Ashoka Chakra recipient

Lieutenant Colonel Jas Ram Singh, AC (1 March 1935) is a retired Indian Army Officer. He is a recipient of the Ashoka Chakra, India's highest peacetime military decoration.

== Early life ==
Lt Col Jas Ram Singh was born in Bhabokra Village, Bulandshahr, Uttar Pradesh, India on 1 March 1935. His father's name was Shri Badan Singh who was a simple farmer. He was got his primary education in another village. After he joined NREC in Khurja for his higher education.

== Military career ==
He joined in Indian Army as a Signalman. Later he joined as an instructor in Army Education Corps. On 13 October 1963, he received an emergency commission via the OTS Madras and became an Indian Army officer in the 16th Battalion of the Rajput Regiment. He was promoted lieutenant on 13 October 1965.

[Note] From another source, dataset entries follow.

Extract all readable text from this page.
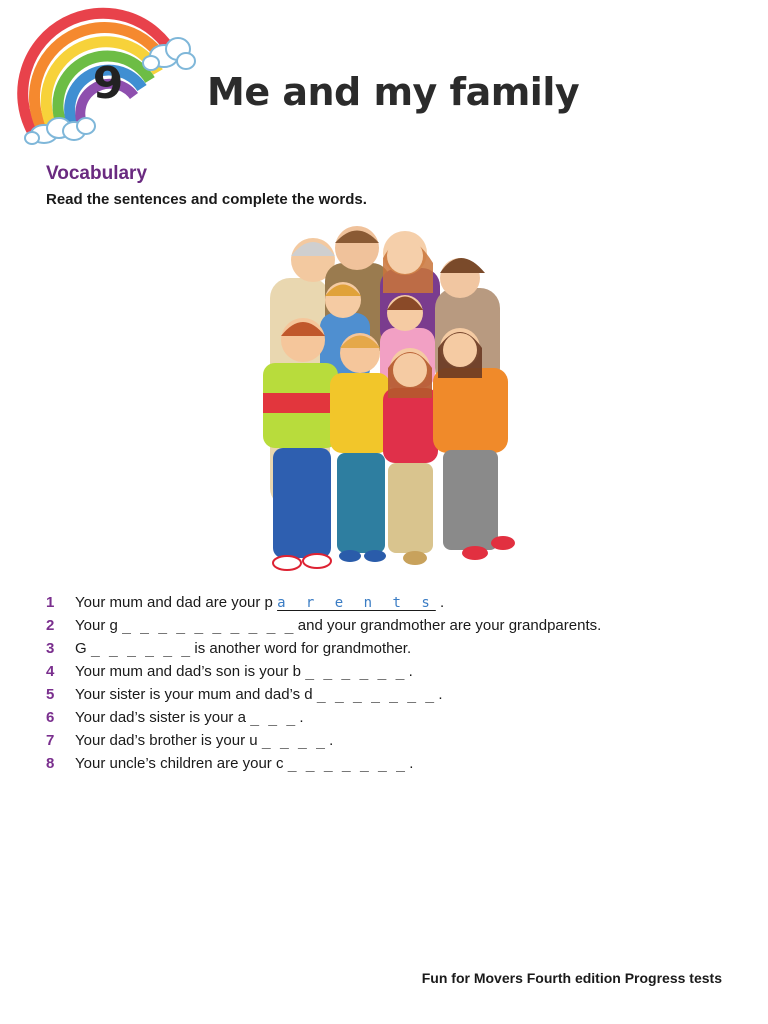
9 Me and my family
Vocabulary

Read the sentences and complete the words.

1 Your mum and dad are your p a r e n t s .
2 Your g _ _ _ _ _ _ _ _ _ _ and your grandmother are your grandparents.
3 G _ _ _ _ _ _ is another word for grandmother.
4 Your mum and dad’s son is your b _ _ _ _ _ _ .
5 Your sister is your mum and dad’s d _ _ _ _ _ _ _ .
6 Your dad’s sister is your a _ _ _ .
7 Your dad’s brother is your u _ _ _ _ .
8 Your uncle’s children are your c _ _ _ _ _ _ _ .

Fun for Movers Fourth edition Progress tests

== Ashoka Chakra awardee and later career ==
For his bravery in Naga Insurgency in 1968, Jas Ram Singh was awarded India's highest peace time gallantry award Ashoka Chakra. On 30 October 1969, he was granted a permanent commission as a lieutenant in the Special List of the Indian Army with seniority from 29 April 1967 (seniority as second lieutenant from 29 April 1965 and seniority for pay from 13 October 1963). He was promoted to captain on 29 April 1972, and was further promoted to major on 7 February 1980. He retired as an honorary lieutenant-colonel on 28 February 1990.